DENVER – The Equal Employment Opportunity Commission (EEOC) filed a motion to impose sanctions against JBS USA, a unit of São Paulo, Brazil-based JBS SA, for losing or destroying evidence in a religious discrimination and retaliation case.

In a statement, JBS USA denied any wrongdoing. “The company is confident that no documents relevant to the case have been lost or destroyed,” a spokesperson for the company said, “and its lawyers will be responding to the EEOC’s motion.”

In the original lawsuit, which was filed in 2010, the EEOC claims JBS refused to allow Somali Muslim employees to pray according to their religious beliefs.
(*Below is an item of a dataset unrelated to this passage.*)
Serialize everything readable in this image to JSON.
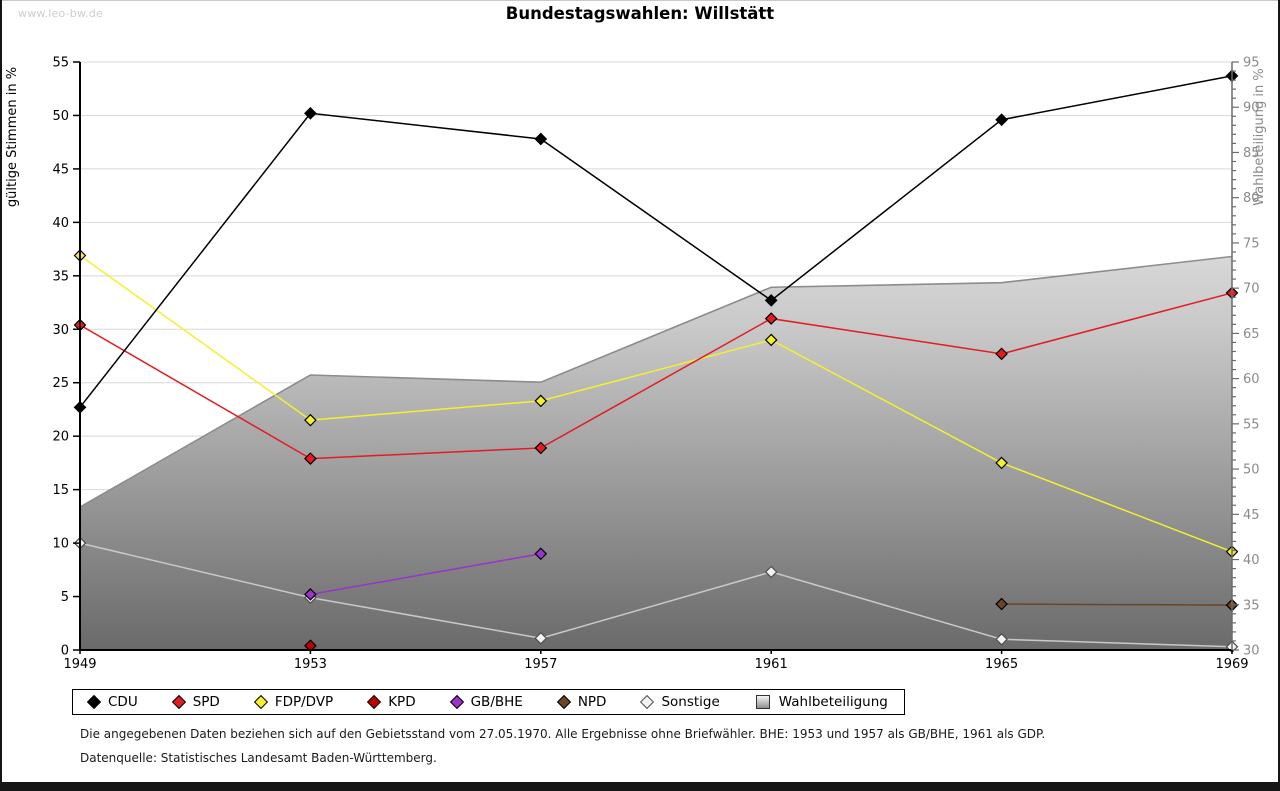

The lawsuit also claims that the company retaliated against Muslim employees by disciplining them or firing them when they requested their evening break be moved so that they could break their fast and pray closer to sundown during Ramadan in 2008. Ramadan is a holy month in the Islamic faith which requires daytime fasting.

Now, the agency is alleging that JBS USA lost or destroyed documents relevant to the long-running litigation.

Since at least Feb. 3, 2009, JBS has taken the position that allowing prayer breaks for Muslim employees would cause production downtime and slowdown,” the EEOC said in its motion for sanctions. “Not until the end of 2016, when discovery was reopened, did the EEOC learn about daily records that track such information — “Down Time Reports” and “Clipboards.” By 2016, however, JBS had lost or destroyed more than six years of records, including all the records from 2008 to 2011 with the exception of a handful of records from 2008 and 2010 it produced last Friday, June 30, 2017.”

Because JBS failed to preserve the records of actual downtime and slowdowns, the EEOC argued, the agency will be unable to effectively challenge that testimony while JBS “…can freely offer such testimony without fear of impeachment through record of actual downtime.”

The EEOC concluded that “JBS concealed the existence of documents and its destruction appears, at the very least, grossly negligent, or more likely, deliberate.”

As punishment for the alleged destruction of evidence, the EEOC is requesting the court to prevent JBS from arguing that accommodating Muslim employees’ prayer requests results in production slowdown or downtime. Second, JBS should not be allowed to enter into evidence any of the records produced on June 30. “Defendant should not be allowed to rely on evidence that it concealed from the EEOC throughout six and a half years of discovery,” the EEOC argued.

Finally, the EEOC is asking for an “adverse inference” that the Down Time Reports and Clipboards show that prayer breaks don’t result in slowdowns or downtime in production.

The case is Equal Employment Opportunity Commission v. JBS USA, LLC, 1:10-cv-02103.